If you’ve answered yes to all of the above, please send email to support at metabrainz dot org.
It has been a long week since our move to the new hosting provider in Germany. Our move across the Atlantic worked out fairly well in the grand scheme of things. The new servers are performing well, the site is more stable and we have a modern infrastructure for most of our projects.
However, such moves are not without problems. While we didn’t encounter many problems, the most significant one we did encounter was the failure to copy two small replication packets off the old servers. We didn’t notice this problem until after the server in question had been decommissioned. Ooops.
And thus began a recovery effort that is almost worthy of a bad Hollywood B-movie plot. Between myself traveling and the team finishing the most critical migration bits, it took 2 days for us to realize the problem and find a volunteer to fetch the drives from the broken server. Only in a small and wealthy place such as San Luis Obispo, could a stack of recycled servers sit in an open container for 2 days and not be touched at all. My friend collected the drives and immediately noticed that the drives were damaged in the recycling process, which isn’t surprising. And we can consider ourselves really lucky that this drive didn’t contain private data — those drives have been physically destroyed!
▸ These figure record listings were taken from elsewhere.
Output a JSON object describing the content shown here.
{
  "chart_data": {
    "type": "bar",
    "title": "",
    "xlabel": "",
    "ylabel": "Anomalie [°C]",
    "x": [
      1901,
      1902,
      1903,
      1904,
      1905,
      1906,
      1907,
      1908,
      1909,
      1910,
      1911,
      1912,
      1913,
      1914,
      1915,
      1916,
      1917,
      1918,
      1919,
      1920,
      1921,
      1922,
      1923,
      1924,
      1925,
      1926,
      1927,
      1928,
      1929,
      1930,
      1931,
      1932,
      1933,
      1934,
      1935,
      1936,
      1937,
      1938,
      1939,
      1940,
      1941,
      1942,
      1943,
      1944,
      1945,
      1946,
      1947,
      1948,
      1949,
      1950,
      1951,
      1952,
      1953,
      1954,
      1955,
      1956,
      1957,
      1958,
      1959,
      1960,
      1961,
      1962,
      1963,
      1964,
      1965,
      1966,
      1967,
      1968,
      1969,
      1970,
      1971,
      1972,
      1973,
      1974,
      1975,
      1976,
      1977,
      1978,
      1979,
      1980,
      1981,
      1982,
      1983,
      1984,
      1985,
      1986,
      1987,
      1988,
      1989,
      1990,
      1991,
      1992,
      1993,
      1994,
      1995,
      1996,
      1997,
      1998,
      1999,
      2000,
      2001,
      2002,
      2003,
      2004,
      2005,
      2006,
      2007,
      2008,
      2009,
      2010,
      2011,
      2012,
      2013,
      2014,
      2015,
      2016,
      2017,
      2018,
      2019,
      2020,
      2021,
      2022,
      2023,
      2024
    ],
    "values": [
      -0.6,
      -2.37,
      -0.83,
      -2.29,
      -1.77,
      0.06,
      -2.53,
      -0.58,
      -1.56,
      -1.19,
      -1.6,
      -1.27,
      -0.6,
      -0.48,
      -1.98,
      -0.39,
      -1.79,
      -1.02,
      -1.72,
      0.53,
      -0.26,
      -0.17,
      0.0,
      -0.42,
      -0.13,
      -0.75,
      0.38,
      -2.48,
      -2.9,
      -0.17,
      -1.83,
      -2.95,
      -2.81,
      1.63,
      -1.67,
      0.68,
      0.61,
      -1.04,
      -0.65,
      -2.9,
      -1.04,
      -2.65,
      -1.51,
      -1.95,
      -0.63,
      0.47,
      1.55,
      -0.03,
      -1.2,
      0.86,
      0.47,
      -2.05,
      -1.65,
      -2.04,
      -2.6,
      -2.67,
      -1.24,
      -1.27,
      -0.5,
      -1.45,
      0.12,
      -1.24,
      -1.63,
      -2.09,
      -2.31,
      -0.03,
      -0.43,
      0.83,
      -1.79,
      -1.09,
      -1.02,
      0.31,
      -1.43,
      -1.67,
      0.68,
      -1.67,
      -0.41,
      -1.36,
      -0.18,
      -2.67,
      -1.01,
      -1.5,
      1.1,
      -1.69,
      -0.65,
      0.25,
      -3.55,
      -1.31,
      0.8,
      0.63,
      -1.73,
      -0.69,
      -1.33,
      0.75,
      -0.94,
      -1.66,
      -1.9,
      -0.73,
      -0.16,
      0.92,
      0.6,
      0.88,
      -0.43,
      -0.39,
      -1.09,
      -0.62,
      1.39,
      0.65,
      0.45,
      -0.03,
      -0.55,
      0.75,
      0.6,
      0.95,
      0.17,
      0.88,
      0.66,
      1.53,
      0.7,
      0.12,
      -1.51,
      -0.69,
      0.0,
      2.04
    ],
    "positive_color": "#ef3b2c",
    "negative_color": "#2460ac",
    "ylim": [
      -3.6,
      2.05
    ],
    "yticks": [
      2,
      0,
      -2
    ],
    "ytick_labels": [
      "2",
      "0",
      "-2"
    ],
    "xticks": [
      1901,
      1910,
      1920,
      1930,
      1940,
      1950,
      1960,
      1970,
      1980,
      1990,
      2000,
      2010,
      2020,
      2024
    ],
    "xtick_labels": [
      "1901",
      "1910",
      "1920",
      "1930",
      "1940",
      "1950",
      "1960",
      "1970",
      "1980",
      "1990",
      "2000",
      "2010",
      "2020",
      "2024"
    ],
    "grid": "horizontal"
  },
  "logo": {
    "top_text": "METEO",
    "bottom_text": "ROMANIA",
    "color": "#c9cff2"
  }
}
Since then, my friend has been working with Linux disk recovery tools to try and recover the two replication packets off the drive. Given that he is working with a 1TB drive, this recovery process takes a while and must be fully completed before attempting to pull data off the drive. For now we wait.
At the same time, we’re actively cobbling together a method to regenerate the lost packets. In theory it is possible, but it involves heroic efforts of stupidity. And we’re expending that effort, but so far, it bears no fruit.
In the meantime, for all of the people who use our replicated (Live Data) feed — you have the following choices:
- If you need data updates flowing again as soon as possible, we strongly recommend importing a new data set. We have a new data dump and fresh replication packets being put out, so you can do this at any time you’re ready.
- If the need for updates is not urgent yet and you’d rather not reload the data, sit tight. We’re continuing our stupidly heroic efforts to recover the replication packets.
- Chocolate: It really makes everything better. It may not help with your data problems, but at least it takes the edge off.
We’re terribly sorry for the hassle in all of this! Our geek pride has been sufficiently dinged that our chocolate coping mechanisms will surely cause us to put on a pound or two.
UPDATE 1: The first recovery examination has not located the files, but my friend will do a second pass tomorrow and turn over file fragments to us that might allow us to recover files. But that won’t be for another 8 hours or so.